All of that will factor into the final estimated cost when the construction documents are completed and ready to be put out for bid.
The commissioners decided in July 2017 not to include offices for probation and parole in the new courthouse, mainly because of security concerns, since those offices are open after normal business hours. Graham said that decision would help reduce the size of the building and the costs.
That drew a strong rebuke from Chief Resident Superior Court Judge James Webb and the county’s previous consultant, Solutions for Local Government, who argued that having those offices in the building would improve efficiency, since they are integral to the court system and that having them there would actually improve security because parole officers are armed.
The commissioners declined to revisit that question before seeking proposals from architectural firms.
Smith told the commissioners last week that the fees for the architectural firm are based on the actual cost of the work, which are different for new construction and renovations. He said if the new construction costs $30 million and another $3 million in renovations are made to existing facilities, the total fee would be $2.87 million.
“That is not to say that is what it will cost,” Graham cautioned.
The county has been under increasing pressure from the judicial system for more than five years to build a new courthouse.
The most recent grand jury report done in December 2015 said the current facility — built in 1979 under threat of a court order — is not adequate to meet the current or future needs of the court system. It said the facility is at maximum capacity, and that is “antiquated and the original design and modifications are insufficient to accommodate the future capacity and increasing requirements of the court.”

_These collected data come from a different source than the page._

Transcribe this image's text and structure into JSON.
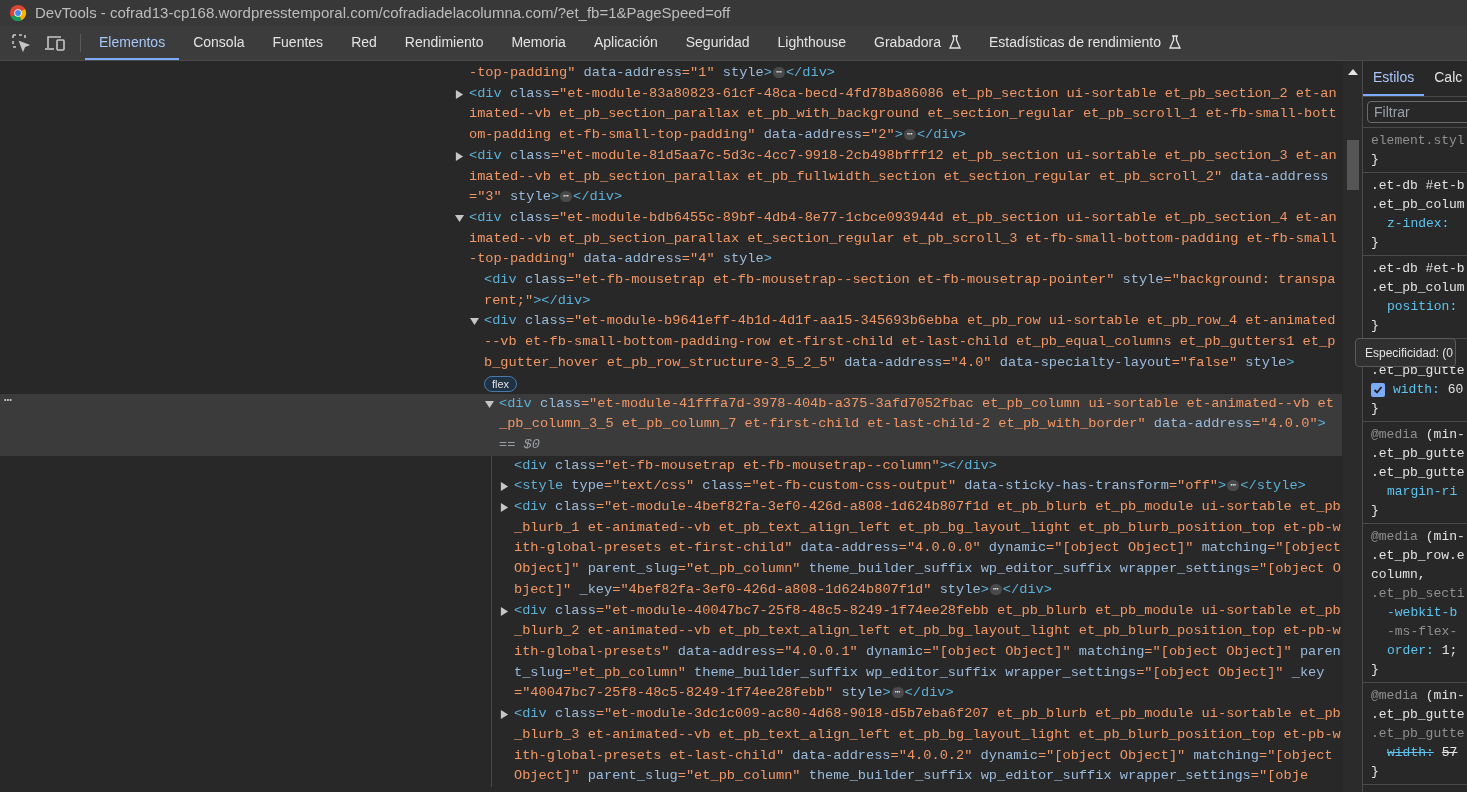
{
  "window": {
    "title": "DevTools - cofrad13-cp168.wordpresstemporal.com/cofradiadelacolumna.com/?et_fb=1&PageSpeed=off"
  },
  "tabs": [
    {
      "label": "Elementos",
      "selected": true,
      "experimental": false
    },
    {
      "label": "Consola",
      "selected": false,
      "experimental": false
    },
    {
      "label": "Fuentes",
      "selected": false,
      "experimental": false
    },
    {
      "label": "Red",
      "selected": false,
      "experimental": false
    },
    {
      "label": "Rendimiento",
      "selected": false,
      "experimental": false
    },
    {
      "label": "Memoria",
      "selected": false,
      "experimental": false
    },
    {
      "label": "Aplicación",
      "selected": false,
      "experimental": false
    },
    {
      "label": "Seguridad",
      "selected": false,
      "experimental": false
    },
    {
      "label": "Lighthouse",
      "selected": false,
      "experimental": false
    },
    {
      "label": "Grabadora",
      "selected": false,
      "experimental": true
    },
    {
      "label": "Estadísticas de rendimiento",
      "selected": false,
      "experimental": true
    }
  ],
  "dom_tree": {
    "nodes": [
      {
        "selected": false,
        "tokens": [
          {
            "kind": "value",
            "text": "-top-padding\""
          },
          {
            "kind": "attr",
            "text": "data-address"
          },
          {
            "kind": "value",
            "text": "=\"1\""
          },
          {
            "kind": "attr",
            "text": "style"
          },
          {
            "kind": "tag",
            "text": ">"
          },
          {
            "kind": "ellipsis",
            "text": "⋯"
          },
          {
            "kind": "tag",
            "text": "</div>"
          }
        ]
      },
      {
        "selected": false,
        "expanded": false,
        "tokens": [
          {
            "kind": "tag",
            "text": "<div"
          },
          {
            "kind": "attr",
            "text": "class"
          },
          {
            "kind": "value",
            "text": "=\"et-module-83a80823-61cf-48ca-becd-4fd78ba86086 et_pb_section ui-sortable et_pb_section_2 et-animated--vb et_pb_section_parallax et_pb_with_background et_section_regular et_pb_scroll_1 et-fb-small-bottom-padding et-fb-small-top-padding\""
          },
          {
            "kind": "attr",
            "text": "data-address"
          },
          {
            "kind": "value",
            "text": "=\"2\""
          },
          {
            "kind": "tag",
            "text": ">"
          },
          {
            "kind": "ellipsis",
            "text": "⋯"
          },
          {
            "kind": "tag",
            "text": "</div>"
          }
        ]
      },
      {
        "selected": false,
        "expanded": false,
        "tokens": [
          {
            "kind": "tag",
            "text": "<div"
          },
          {
            "kind": "attr",
            "text": "class"
          },
          {
            "kind": "value",
            "text": "=\"et-module-81d5aa7c-5d3c-4cc7-9918-2cb498bfff12 et_pb_section ui-sortable et_pb_section_3 et-animated--vb et_pb_section_parallax et_pb_fullwidth_section et_section_regular et_pb_scroll_2\""
          },
          {
            "kind": "attr",
            "text": "data-address"
          },
          {
            "kind": "value",
            "text": "=\"3\""
          },
          {
            "kind": "attr",
            "text": "style"
          },
          {
            "kind": "tag",
            "text": ">"
          },
          {
            "kind": "ellipsis",
            "text": "⋯"
          },
          {
            "kind": "tag",
            "text": "</div>"
          }
        ]
      },
      {
        "selected": false,
        "expanded": true,
        "tokens": [
          {
            "kind": "tag",
            "text": "<div"
          },
          {
            "kind": "attr",
            "text": "class"
          },
          {
            "kind": "value",
            "text": "=\"et-module-bdb6455c-89bf-4db4-8e77-1cbce093944d et_pb_section ui-sortable et_pb_section_4 et-animated--vb et_pb_section_parallax et_section_regular et_pb_scroll_3 et-fb-small-bottom-padding et-fb-small-top-padding\""
          },
          {
            "kind": "attr",
            "text": "data-address"
          },
          {
            "kind": "value",
            "text": "=\"4\""
          },
          {
            "kind": "attr",
            "text": "style"
          },
          {
            "kind": "tag",
            "text": ">"
          }
        ],
        "children": [
          {
            "selected": false,
            "tokens": [
              {
                "kind": "tag",
                "text": "<div"
              },
              {
                "kind": "attr",
                "text": "class"
              },
              {
                "kind": "value",
                "text": "=\"et-fb-mousetrap et-fb-mousetrap--section et-fb-mousetrap-pointer\""
              },
              {
                "kind": "attr",
                "text": "style"
              },
              {
                "kind": "value",
                "text": "=\"background: transparent;\""
              },
              {
                "kind": "tag",
                "text": "></div>"
              }
            ]
          },
          {
            "selected": false,
            "expanded": true,
            "badge": "flex",
            "tokens": [
              {
                "kind": "tag",
                "text": "<div"
              },
              {
                "kind": "attr",
                "text": "class"
              },
              {
                "kind": "value",
                "text": "=\"et-module-b9641eff-4b1d-4d1f-aa15-345693b6ebba et_pb_row ui-sortable et_pb_row_4 et-animated--vb et-fb-small-bottom-padding-row et-first-child et-last-child et_pb_equal_columns et_pb_gutters1 et_pb_gutter_hover et_pb_row_structure-3_5_2_5\""
              },
              {
                "kind": "attr",
                "text": "data-address"
              },
              {
                "kind": "value",
                "text": "=\"4.0\""
              },
              {
                "kind": "attr",
                "text": "data-specialty-layout"
              },
              {
                "kind": "value",
                "text": "=\"false\""
              },
              {
                "kind": "attr",
                "text": "style"
              },
              {
                "kind": "tag",
                "text": ">"
              }
            ],
            "children": [
              {
                "selected": true,
                "expanded": true,
                "gutter_text": "⋯",
                "tokens": [
                  {
                    "kind": "tag",
                    "text": "<div"
                  },
                  {
                    "kind": "attr",
                    "text": "class"
                  },
                  {
                    "kind": "value",
                    "text": "=\"et-module-41fffa7d-3978-404b-a375-3afd7052fbac et_pb_column ui-sortable et-animated--vb et_pb_column_3_5 et_pb_column_7 et-first-child et-last-child-2 et_pb_with_border\""
                  },
                  {
                    "kind": "attr",
                    "text": "data-address"
                  },
                  {
                    "kind": "value",
                    "text": "=\"4.0.0\""
                  },
                  {
                    "kind": "tag",
                    "text": ">"
                  },
                  {
                    "kind": "marker",
                    "text": "== $0"
                  }
                ],
                "children": [
                  {
                    "selected": false,
                    "tokens": [
                      {
                        "kind": "tag",
                        "text": "<div"
                      },
                      {
                        "kind": "attr",
                        "text": "class"
                      },
                      {
                        "kind": "value",
                        "text": "=\"et-fb-mousetrap et-fb-mousetrap--column\""
                      },
                      {
                        "kind": "tag",
                        "text": "></div>"
                      }
                    ]
                  },
                  {
                    "selected": false,
                    "expanded": false,
                    "tokens": [
                      {
                        "kind": "tag",
                        "text": "<style"
                      },
                      {
                        "kind": "attr",
                        "text": "type"
                      },
                      {
                        "kind": "value",
                        "text": "=\"text/css\""
                      },
                      {
                        "kind": "attr",
                        "text": "class"
                      },
                      {
                        "kind": "value",
                        "text": "=\"et-fb-custom-css-output\""
                      },
                      {
                        "kind": "attr",
                        "text": "data-sticky-has-transform"
                      },
                      {
                        "kind": "value",
                        "text": "=\"off\""
                      },
                      {
                        "kind": "tag",
                        "text": ">"
                      },
                      {
                        "kind": "ellipsis",
                        "text": "⋯"
                      },
                      {
                        "kind": "tag",
                        "text": "</style>"
                      }
                    ]
                  },
                  {
                    "selected": false,
                    "expanded": false,
                    "tokens": [
                      {
                        "kind": "tag",
                        "text": "<div"
                      },
                      {
                        "kind": "attr",
                        "text": "class"
                      },
                      {
                        "kind": "value",
                        "text": "=\"et-module-4bef82fa-3ef0-426d-a808-1d624b807f1d et_pb_blurb et_pb_module ui-sortable et_pb_blurb_1 et-animated--vb et_pb_text_align_left et_pb_bg_layout_light et_pb_blurb_position_top et-pb-with-global-presets et-first-child\""
                      },
                      {
                        "kind": "attr",
                        "text": "data-address"
                      },
                      {
                        "kind": "value",
                        "text": "=\"4.0.0.0\""
                      },
                      {
                        "kind": "attr",
                        "text": "dynamic"
                      },
                      {
                        "kind": "value",
                        "text": "=\"[object Object]\""
                      },
                      {
                        "kind": "attr",
                        "text": "matching"
                      },
                      {
                        "kind": "value",
                        "text": "=\"[object Object]\""
                      },
                      {
                        "kind": "attr",
                        "text": "parent_slug"
                      },
                      {
                        "kind": "value",
                        "text": "=\"et_pb_column\""
                      },
                      {
                        "kind": "attr",
                        "text": "theme_builder_suffix"
                      },
                      {
                        "kind": "attr",
                        "text": "wp_editor_suffix"
                      },
                      {
                        "kind": "attr",
                        "text": "wrapper_settings"
                      },
                      {
                        "kind": "value",
                        "text": "=\"[object Object]\""
                      },
                      {
                        "kind": "attr",
                        "text": "_key"
                      },
                      {
                        "kind": "value",
                        "text": "=\"4bef82fa-3ef0-426d-a808-1d624b807f1d\""
                      },
                      {
                        "kind": "attr",
                        "text": "style"
                      },
                      {
                        "kind": "tag",
                        "text": ">"
                      },
                      {
                        "kind": "ellipsis",
                        "text": "⋯"
                      },
                      {
                        "kind": "tag",
                        "text": "</div>"
                      }
                    ]
                  },
                  {
                    "selected": false,
                    "expanded": false,
                    "tokens": [
                      {
                        "kind": "tag",
                        "text": "<div"
                      },
                      {
                        "kind": "attr",
                        "text": "class"
                      },
                      {
                        "kind": "value",
                        "text": "=\"et-module-40047bc7-25f8-48c5-8249-1f74ee28febb et_pb_blurb et_pb_module ui-sortable et_pb_blurb_2 et-animated--vb et_pb_text_align_left et_pb_bg_layout_light et_pb_blurb_position_top et-pb-with-global-presets\""
                      },
                      {
                        "kind": "attr",
                        "text": "data-address"
                      },
                      {
                        "kind": "value",
                        "text": "=\"4.0.0.1\""
                      },
                      {
                        "kind": "attr",
                        "text": "dynamic"
                      },
                      {
                        "kind": "value",
                        "text": "=\"[object Object]\""
                      },
                      {
                        "kind": "attr",
                        "text": "matching"
                      },
                      {
                        "kind": "value",
                        "text": "=\"[object Object]\""
                      },
                      {
                        "kind": "attr",
                        "text": "parent_slug"
                      },
                      {
                        "kind": "value",
                        "text": "=\"et_pb_column\""
                      },
                      {
                        "kind": "attr",
                        "text": "theme_builder_suffix"
                      },
                      {
                        "kind": "attr",
                        "text": "wp_editor_suffix"
                      },
                      {
                        "kind": "attr",
                        "text": "wrapper_settings"
                      },
                      {
                        "kind": "value",
                        "text": "=\"[object Object]\""
                      },
                      {
                        "kind": "attr",
                        "text": "_key"
                      },
                      {
                        "kind": "value",
                        "text": "=\"40047bc7-25f8-48c5-8249-1f74ee28febb\""
                      },
                      {
                        "kind": "attr",
                        "text": "style"
                      },
                      {
                        "kind": "tag",
                        "text": ">"
                      },
                      {
                        "kind": "ellipsis",
                        "text": "⋯"
                      },
                      {
                        "kind": "tag",
                        "text": "</div>"
                      }
                    ]
                  },
                  {
                    "selected": false,
                    "expanded": false,
                    "tokens": [
                      {
                        "kind": "tag",
                        "text": "<div"
                      },
                      {
                        "kind": "attr",
                        "text": "class"
                      },
                      {
                        "kind": "value",
                        "text": "=\"et-module-3dc1c009-ac80-4d68-9018-d5b7eba6f207 et_pb_blurb et_pb_module ui-sortable et_pb_blurb_3 et-animated--vb et_pb_text_align_left et_pb_bg_layout_light et_pb_blurb_position_top et-pb-with-global-presets et-last-child\""
                      },
                      {
                        "kind": "attr",
                        "text": "data-address"
                      },
                      {
                        "kind": "value",
                        "text": "=\"4.0.0.2\""
                      },
                      {
                        "kind": "attr",
                        "text": "dynamic"
                      },
                      {
                        "kind": "value",
                        "text": "=\"[object Object]\""
                      },
                      {
                        "kind": "attr",
                        "text": "matching"
                      },
                      {
                        "kind": "value",
                        "text": "=\"[object Object]\""
                      },
                      {
                        "kind": "attr",
                        "text": "parent_slug"
                      },
                      {
                        "kind": "value",
                        "text": "=\"et_pb_column\""
                      },
                      {
                        "kind": "attr",
                        "text": "theme_builder_suffix"
                      },
                      {
                        "kind": "attr",
                        "text": "wp_editor_suffix"
                      },
                      {
                        "kind": "attr",
                        "text": "wrapper_settings"
                      },
                      {
                        "kind": "value",
                        "text": "=\"[obje"
                      }
                    ]
                  }
                ]
              }
            ]
          }
        ]
      }
    ]
  },
  "styles_panel": {
    "tabs": [
      {
        "label": "Estilos",
        "selected": true
      },
      {
        "label": "Calc",
        "selected": false
      }
    ],
    "filter": {
      "placeholder": "Filtrar"
    },
    "rules": [
      {
        "lines": [
          {
            "kind": "selector",
            "text": "element.styl",
            "dim": true
          },
          {
            "kind": "brace",
            "text": "}"
          }
        ]
      },
      {
        "lines": [
          {
            "kind": "selector",
            "text": ".et-db #et-b"
          },
          {
            "kind": "selector",
            "text": ".et_pb_colum"
          },
          {
            "kind": "property",
            "name": "z-index:"
          },
          {
            "kind": "brace",
            "text": "}"
          }
        ]
      },
      {
        "lines": [
          {
            "kind": "selector",
            "text": ".et-db #et-b"
          },
          {
            "kind": "selector",
            "text": ".et_pb_colum"
          },
          {
            "kind": "property",
            "name": "position:"
          },
          {
            "kind": "brace",
            "text": "}"
          }
        ]
      },
      {
        "lines": [
          {
            "kind": "covered"
          },
          {
            "kind": "selector",
            "text": ".et_pb_gutte"
          },
          {
            "kind": "property",
            "name": "width:",
            "value": "60",
            "checked": true
          },
          {
            "kind": "brace",
            "text": "}"
          }
        ]
      },
      {
        "lines": [
          {
            "kind": "media",
            "text": "@media",
            "condition": "(min-"
          },
          {
            "kind": "selector",
            "text": ".et_pb_gutte"
          },
          {
            "kind": "selector",
            "text": ".et_pb_gutte"
          },
          {
            "kind": "property",
            "name": "margin-ri"
          },
          {
            "kind": "brace",
            "text": "}"
          }
        ]
      },
      {
        "lines": [
          {
            "kind": "media",
            "text": "@media",
            "condition": "(min-"
          },
          {
            "kind": "selector",
            "text": ".et_pb_row.e"
          },
          {
            "kind": "selector",
            "text": "column,"
          },
          {
            "kind": "selector",
            "text": ".et_pb_secti",
            "dim": true
          },
          {
            "kind": "property",
            "name": "-webkit-b"
          },
          {
            "kind": "property",
            "name": "-ms-flex-",
            "dim": true
          },
          {
            "kind": "property",
            "name": "order:",
            "value": "1;"
          },
          {
            "kind": "brace",
            "text": "}"
          }
        ]
      },
      {
        "lines": [
          {
            "kind": "media",
            "text": "@media",
            "condition": "(min-"
          },
          {
            "kind": "selector",
            "text": ".et_pb_gutte"
          },
          {
            "kind": "selector",
            "text": ".et_pb_gutte",
            "dim": true
          },
          {
            "kind": "property",
            "name": "width:",
            "value": "57",
            "struck": true
          },
          {
            "kind": "brace",
            "text": "}"
          }
        ]
      }
    ]
  },
  "tooltip": {
    "text": "Especificidad: (0"
  }
}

The inspection was conducted by the grand jury at Webb’s request. He noted that two previous outside studies done in 2010 and 2012 show the need for a new courthouse. A Moore County grand jury also reached similar conclusions about deficiencies and security issues in a December 2013 report.
“The Moore Courthouse is significantly lacking in security and previously noted features to current standards that demonstrate a state of disrepair,” the report concludes. “It is the grand jury’s opinion that, in addition to security and circulation, the facility has severe functional and physical deficiencies that could be potentially disastrous.
“As a grand jury, we conclude that the conditions of the building appear to be potentially hazardous. Specifically, where fire systems are inadequate, defendants walk down public hallways to get to courtrooms, overcrowded common areas and insufficient storage and office space.”
The county completed $1.4 million in renovations to the existing Courts Facility in early 2016 in effort to buy more time to come up with a plan for a new courthouse. Court officials said that with the continuing increases in criminal cases and other business that goes on there — wills and estates, adoptions and juvenile proceedings among them — it cannot be put off any longer.